RecKross

with background image

RecKross: A Novel Recommender System with k-Cross Kernel Net

Authors: Abhishrut Vaidya, Niladri Chatterjee[1]


Summary

This paper introduces RecKross, a novel collaborative filtering model designed for personalized recommendations, particularly in data-constrained environments[1]. It conceptualizes the recommendation task as a matrix completion problem, proposing a new architecture that combines a 2D Kernel layer for multi-dimensional feature extraction and a k-Cross Kernel layer to improve collaborative filtering[1]. The model achieves state-of-the-art (SOTA) performance on benchmark datasets like MovieLens and Douban, demonstrating significant improvements in training speed and effectiveness in handling the cold start problem without needing any extra side information[1].


Key Innovations

2D Kernel Layer

An extension of standard kernelized networks, this layer adds an extra dimension to capture more complex, non-linear relationships and multi-dimensional latent features from the user-item interaction matrix[1]. It uses reparameterization (the “kernel trick”) to sparsify network weights, which reduces the model’s complexity and improves training efficiency[1].

k-Cross Kernel Layer

This layer is specifically designed to enhance collaborative filtering by identifying similarities between users and items. It uses two distinct kernels—a horizontal kernel and a vertical kernel—that are convoluted across the user-item matrix[1].

  • The horizontal kernel captures item correlations among different users.
  • The vertical kernel captures user correlations across different items[1].

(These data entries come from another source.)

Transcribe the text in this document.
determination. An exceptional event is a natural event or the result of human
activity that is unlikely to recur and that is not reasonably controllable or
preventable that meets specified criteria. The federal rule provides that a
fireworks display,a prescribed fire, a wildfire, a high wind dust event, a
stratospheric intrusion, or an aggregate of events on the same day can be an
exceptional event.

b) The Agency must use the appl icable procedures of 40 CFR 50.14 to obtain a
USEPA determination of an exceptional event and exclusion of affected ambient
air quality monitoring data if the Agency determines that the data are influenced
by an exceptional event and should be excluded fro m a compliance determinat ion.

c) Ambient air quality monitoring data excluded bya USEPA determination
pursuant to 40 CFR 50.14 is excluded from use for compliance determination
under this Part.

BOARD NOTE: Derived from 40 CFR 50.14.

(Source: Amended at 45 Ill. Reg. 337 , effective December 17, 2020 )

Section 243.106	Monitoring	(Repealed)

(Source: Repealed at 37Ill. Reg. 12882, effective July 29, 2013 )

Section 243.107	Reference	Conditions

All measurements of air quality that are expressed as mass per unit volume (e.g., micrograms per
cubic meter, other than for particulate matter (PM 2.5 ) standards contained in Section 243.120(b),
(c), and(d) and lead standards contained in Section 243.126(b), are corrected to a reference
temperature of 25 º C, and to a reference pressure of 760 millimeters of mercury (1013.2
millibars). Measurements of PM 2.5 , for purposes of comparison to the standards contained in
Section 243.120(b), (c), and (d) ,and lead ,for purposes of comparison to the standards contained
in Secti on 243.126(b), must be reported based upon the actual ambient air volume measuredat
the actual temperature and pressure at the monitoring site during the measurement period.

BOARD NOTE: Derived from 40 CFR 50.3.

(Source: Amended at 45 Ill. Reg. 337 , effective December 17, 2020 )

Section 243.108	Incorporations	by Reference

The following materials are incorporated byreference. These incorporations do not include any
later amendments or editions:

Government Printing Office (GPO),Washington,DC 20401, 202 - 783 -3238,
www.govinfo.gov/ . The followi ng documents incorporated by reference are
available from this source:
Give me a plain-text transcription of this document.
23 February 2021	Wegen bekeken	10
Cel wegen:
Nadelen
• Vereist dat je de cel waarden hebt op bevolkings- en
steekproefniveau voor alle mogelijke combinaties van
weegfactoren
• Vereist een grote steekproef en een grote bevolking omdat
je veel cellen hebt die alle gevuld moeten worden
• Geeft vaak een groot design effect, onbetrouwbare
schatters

How It Works: Model Architecture

RecKross employs an AutoEncoder-like structure that processes a user-item rating matrix. The optimal configuration found during experiments is a three-layer network[1]:

  1. Input Layer: A 2D Kernel layer processes the initial user-item interaction matrix.
  2. Hidden Layer: A k-Cross Kernel layer performs the core collaborative filtering task and captures neighbor information efficiently.
  3. Output Layer: A final 2D Kernel layer reconstructs the rating matrix, predicting the missing values[1].

Key Advantages

  • Superior Performance: Outperforms previous state-of-the-art models on the ML-1M and ML-100K datasets in terms of Root Mean Squared Error (RMSE)[1].
  • High Efficiency: Trains significantly faster than competing models like GLocal-K. For instance, on the ML-1M dataset, RecKross took approximately 3,032 seconds to train, compared to GLocal-K’s 7,880 seconds on the same hardware[1].
  • Cold Start Effectiveness: Demonstrates better performance than strong baselines in highly sparse data settings, making it highly effective for new users and items with limited interaction data[1].
  • No Side Information Required: Achieves top results using only the user-item interaction matrix, without needing additional data like user demographics or item attributes[1].

Performance Highlights

RecKross was evaluated against several baseline models on three datasets. It achieved the lowest RMSE (lower is better) on the MovieLens-1M dataset, indicating its superior prediction accuracy[1].

Model ML-1M RMSE ↓
I-AutoRec 0.8310[1]
GC-MC 0.8320[1]
SparseFC 0.8240[1]
IntentRec 0.8230[1]
GLocal-K 0.8227[1]
RecKross 0.8224[1]

The model also achieved the best performance on the ML-100K dataset with an RMSE of 0.8910 and was highly competitive on the Douban dataset[1].